Menu Close

HM. Natsir Silaturahmi Kebangsaan dan Buka Bersama PCNU Demak

DEMAK – Bupati Demak HM. Natsir beserta Forkopimda Demak menghadiri kegiatan Silaturahmi kebangsaan dan buka bersama Pengurus Cabang Nahdlatul Ulama Kabupaten Demak di Gedung Al-Ma’arif Demak Rabu (29/5).

Ketua PCNU Kabupaten Demak, KH. Muhammad Aminudin menyampaikan, “Kita telah melaksanakan kegiatan besar yaitu Pemilu 2019, alhamdulillah di Demak lancar, aman dan kondusif sesuai yang diharapkan. Meskipun disana ada persoalan, namun kita tetep menjaga Persatuan dan Kesatuan bangsa. Kita bersama alim ulama menjaga keutuhan NKRI dan siap menkondisikan Kabupaten Demak terbebas dari permasalahan disintegrasi bangsa.

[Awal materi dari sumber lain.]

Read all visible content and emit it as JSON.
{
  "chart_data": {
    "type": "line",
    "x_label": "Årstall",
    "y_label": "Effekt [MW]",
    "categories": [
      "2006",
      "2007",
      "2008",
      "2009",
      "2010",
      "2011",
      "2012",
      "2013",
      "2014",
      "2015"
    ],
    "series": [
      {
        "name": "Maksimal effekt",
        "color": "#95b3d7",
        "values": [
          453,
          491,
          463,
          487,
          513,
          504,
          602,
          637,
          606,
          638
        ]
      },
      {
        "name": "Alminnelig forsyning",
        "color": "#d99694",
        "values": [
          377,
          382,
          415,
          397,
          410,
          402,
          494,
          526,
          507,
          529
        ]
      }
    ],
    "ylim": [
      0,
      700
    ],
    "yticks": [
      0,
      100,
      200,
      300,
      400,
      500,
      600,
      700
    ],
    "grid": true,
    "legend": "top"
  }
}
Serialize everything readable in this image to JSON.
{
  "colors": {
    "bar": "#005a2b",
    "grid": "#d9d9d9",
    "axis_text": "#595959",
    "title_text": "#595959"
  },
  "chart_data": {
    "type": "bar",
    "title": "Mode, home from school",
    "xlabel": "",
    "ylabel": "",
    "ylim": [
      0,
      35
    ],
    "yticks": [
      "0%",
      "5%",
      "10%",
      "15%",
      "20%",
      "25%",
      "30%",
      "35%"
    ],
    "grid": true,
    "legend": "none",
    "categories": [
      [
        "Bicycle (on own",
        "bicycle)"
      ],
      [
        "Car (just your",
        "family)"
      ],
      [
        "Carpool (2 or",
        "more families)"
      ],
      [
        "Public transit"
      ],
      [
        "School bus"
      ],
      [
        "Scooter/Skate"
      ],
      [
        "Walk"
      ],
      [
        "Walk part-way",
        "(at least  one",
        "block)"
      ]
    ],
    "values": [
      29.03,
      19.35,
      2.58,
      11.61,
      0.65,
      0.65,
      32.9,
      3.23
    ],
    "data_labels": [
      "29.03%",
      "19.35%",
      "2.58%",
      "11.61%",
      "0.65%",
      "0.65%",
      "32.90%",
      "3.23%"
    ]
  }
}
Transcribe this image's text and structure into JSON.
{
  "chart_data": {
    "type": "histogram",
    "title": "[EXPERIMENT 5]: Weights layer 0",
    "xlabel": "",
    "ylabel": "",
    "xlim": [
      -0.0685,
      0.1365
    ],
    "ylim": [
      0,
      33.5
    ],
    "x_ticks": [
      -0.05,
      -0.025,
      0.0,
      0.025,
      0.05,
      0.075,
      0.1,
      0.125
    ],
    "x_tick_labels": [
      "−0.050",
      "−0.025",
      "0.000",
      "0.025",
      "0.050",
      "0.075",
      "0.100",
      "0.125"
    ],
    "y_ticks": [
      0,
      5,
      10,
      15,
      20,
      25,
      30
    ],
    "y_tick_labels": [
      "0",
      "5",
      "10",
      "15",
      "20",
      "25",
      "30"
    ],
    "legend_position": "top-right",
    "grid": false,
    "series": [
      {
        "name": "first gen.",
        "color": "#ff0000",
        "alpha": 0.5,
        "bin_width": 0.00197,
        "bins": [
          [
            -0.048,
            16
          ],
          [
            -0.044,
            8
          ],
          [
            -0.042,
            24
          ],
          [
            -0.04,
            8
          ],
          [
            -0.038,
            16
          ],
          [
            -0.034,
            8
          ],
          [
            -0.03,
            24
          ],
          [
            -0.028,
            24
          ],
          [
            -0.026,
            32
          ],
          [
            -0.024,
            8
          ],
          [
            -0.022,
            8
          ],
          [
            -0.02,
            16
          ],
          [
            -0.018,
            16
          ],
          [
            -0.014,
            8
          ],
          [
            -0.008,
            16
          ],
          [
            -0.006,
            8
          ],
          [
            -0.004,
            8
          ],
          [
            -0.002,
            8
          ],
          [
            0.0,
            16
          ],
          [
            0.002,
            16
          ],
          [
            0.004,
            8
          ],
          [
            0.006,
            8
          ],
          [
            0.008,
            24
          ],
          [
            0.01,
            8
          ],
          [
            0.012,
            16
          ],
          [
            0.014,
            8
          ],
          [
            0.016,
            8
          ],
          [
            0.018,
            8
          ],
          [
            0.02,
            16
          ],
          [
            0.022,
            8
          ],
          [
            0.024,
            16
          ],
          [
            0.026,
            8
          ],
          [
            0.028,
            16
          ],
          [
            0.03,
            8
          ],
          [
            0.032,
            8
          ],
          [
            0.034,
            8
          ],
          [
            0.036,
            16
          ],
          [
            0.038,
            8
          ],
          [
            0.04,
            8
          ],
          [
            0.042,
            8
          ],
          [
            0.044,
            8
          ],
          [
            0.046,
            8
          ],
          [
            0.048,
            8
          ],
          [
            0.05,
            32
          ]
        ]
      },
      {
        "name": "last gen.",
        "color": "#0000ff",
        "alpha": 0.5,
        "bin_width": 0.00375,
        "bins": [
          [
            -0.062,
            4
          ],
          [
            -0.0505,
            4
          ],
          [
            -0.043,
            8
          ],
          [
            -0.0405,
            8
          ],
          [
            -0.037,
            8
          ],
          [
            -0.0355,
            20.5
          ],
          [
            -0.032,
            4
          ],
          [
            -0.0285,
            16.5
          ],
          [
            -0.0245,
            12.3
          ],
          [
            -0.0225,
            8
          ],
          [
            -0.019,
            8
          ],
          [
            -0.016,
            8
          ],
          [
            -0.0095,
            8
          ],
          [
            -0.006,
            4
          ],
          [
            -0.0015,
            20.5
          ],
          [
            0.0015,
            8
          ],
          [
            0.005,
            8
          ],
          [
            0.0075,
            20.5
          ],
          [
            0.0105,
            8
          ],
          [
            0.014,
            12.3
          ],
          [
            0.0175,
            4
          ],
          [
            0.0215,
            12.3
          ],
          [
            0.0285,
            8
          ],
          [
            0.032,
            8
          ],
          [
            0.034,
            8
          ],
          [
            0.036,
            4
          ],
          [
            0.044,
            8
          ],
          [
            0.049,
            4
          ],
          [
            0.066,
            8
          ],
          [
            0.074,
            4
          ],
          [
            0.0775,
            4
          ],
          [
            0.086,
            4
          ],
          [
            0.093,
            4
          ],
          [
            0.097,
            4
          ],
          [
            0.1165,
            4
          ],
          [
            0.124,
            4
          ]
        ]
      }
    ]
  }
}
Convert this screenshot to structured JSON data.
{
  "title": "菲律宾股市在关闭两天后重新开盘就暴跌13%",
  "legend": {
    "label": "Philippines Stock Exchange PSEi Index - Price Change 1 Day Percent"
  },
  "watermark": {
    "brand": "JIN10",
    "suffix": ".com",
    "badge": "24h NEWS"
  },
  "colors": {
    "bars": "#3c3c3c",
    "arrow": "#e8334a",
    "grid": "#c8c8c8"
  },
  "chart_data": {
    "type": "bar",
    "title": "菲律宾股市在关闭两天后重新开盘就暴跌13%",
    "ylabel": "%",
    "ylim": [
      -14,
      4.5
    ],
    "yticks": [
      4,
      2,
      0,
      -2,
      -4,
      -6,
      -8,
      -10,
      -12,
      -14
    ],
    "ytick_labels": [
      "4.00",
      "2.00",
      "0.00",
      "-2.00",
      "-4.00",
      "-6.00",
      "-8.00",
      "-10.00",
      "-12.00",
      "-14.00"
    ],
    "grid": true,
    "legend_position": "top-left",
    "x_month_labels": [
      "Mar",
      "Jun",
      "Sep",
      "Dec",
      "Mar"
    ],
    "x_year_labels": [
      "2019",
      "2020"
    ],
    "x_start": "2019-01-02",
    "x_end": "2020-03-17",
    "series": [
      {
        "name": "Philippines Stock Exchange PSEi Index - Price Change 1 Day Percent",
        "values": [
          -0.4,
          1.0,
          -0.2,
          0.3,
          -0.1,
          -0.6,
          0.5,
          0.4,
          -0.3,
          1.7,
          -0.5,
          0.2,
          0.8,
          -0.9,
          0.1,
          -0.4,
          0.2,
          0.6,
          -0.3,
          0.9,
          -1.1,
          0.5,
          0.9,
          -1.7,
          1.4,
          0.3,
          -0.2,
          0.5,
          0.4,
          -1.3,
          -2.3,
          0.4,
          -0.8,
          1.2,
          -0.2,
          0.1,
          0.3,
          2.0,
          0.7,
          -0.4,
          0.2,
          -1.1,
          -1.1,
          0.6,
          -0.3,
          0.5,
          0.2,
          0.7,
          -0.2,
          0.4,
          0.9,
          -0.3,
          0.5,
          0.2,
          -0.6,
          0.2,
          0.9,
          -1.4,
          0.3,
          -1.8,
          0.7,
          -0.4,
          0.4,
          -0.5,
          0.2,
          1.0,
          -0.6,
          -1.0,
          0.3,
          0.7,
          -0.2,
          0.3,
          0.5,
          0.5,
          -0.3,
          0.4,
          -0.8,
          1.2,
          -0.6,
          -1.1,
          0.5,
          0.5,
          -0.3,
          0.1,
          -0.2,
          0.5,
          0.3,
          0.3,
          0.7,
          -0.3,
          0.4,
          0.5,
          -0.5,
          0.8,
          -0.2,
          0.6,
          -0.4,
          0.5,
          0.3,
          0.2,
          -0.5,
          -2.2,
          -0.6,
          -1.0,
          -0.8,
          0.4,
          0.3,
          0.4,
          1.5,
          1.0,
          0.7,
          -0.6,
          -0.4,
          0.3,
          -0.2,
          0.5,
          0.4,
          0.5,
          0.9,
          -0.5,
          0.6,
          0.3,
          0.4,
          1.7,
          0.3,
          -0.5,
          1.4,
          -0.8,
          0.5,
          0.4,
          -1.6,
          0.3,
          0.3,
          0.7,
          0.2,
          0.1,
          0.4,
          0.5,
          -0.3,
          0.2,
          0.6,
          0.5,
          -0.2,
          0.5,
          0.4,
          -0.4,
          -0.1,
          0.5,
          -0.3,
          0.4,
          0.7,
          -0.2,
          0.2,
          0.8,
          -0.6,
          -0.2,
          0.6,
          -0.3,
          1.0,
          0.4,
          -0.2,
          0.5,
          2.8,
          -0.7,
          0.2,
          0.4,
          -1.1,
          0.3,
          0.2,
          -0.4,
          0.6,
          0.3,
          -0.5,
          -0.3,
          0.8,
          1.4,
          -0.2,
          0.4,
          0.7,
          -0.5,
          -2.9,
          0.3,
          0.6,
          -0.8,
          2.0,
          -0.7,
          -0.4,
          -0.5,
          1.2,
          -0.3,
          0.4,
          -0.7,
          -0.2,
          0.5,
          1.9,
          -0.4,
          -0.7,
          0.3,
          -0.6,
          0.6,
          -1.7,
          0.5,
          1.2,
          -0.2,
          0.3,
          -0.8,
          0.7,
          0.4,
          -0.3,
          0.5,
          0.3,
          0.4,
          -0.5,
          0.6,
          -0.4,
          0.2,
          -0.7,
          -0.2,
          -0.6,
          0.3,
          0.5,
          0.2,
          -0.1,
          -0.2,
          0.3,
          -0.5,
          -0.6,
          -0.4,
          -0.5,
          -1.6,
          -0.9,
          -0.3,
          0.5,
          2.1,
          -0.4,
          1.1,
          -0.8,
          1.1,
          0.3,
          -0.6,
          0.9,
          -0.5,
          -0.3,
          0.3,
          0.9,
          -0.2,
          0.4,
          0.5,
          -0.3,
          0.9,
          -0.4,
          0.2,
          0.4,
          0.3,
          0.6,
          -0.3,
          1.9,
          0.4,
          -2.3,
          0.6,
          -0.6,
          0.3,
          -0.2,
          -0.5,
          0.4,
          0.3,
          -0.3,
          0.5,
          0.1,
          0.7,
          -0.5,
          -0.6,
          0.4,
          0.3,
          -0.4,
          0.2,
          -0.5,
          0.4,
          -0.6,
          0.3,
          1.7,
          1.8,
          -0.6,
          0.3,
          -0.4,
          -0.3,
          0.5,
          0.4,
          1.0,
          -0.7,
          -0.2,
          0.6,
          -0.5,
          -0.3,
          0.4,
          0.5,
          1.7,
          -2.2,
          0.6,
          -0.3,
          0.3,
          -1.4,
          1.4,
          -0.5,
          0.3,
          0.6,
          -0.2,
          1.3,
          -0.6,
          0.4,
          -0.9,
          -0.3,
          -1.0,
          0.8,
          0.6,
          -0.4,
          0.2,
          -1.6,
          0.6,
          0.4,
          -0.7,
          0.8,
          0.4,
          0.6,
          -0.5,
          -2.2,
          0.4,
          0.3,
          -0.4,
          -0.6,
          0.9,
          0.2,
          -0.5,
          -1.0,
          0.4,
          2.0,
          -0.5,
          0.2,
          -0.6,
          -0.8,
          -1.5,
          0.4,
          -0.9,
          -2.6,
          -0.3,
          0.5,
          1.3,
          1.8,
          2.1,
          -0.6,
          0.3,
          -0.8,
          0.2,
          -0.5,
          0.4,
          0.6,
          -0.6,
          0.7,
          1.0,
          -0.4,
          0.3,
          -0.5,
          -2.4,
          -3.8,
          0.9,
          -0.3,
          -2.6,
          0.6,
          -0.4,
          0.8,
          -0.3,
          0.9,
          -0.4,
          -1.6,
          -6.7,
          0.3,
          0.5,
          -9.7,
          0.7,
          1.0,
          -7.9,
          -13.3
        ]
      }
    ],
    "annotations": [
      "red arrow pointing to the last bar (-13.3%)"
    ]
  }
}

Jangan mudah terprovokasi dan terpecah belah oleh kepentingan kelompok tertentu. Jagalah stabilitas negara Indonesia untuk mencitakan suasana Aman, tentram, damai dan sejahtera, tegas M. Aminudin.

HM. Natsir Bupati Demak juga menambahkan,Kami sangat berterimakasih khususnya kepada Pengurus Besar NU Kabupaten Demak yang benar-benar mengendalikan warga Kabupaten Demak untuk selalu menciptakan iklim yang kondusif, sehingga wilayah Demak aman, tenang, tentram dan damai. Disamping itu kami ucapkan terimakasih untuk jajaran Polres Demak, Kodim 0716 Demak yang kemarin telah memusnahkan beribu-ribu botol miras dan sejumlah petasan demi mengamankan masyarakat Kabupaten Demak dimalam perayaan idul fitri.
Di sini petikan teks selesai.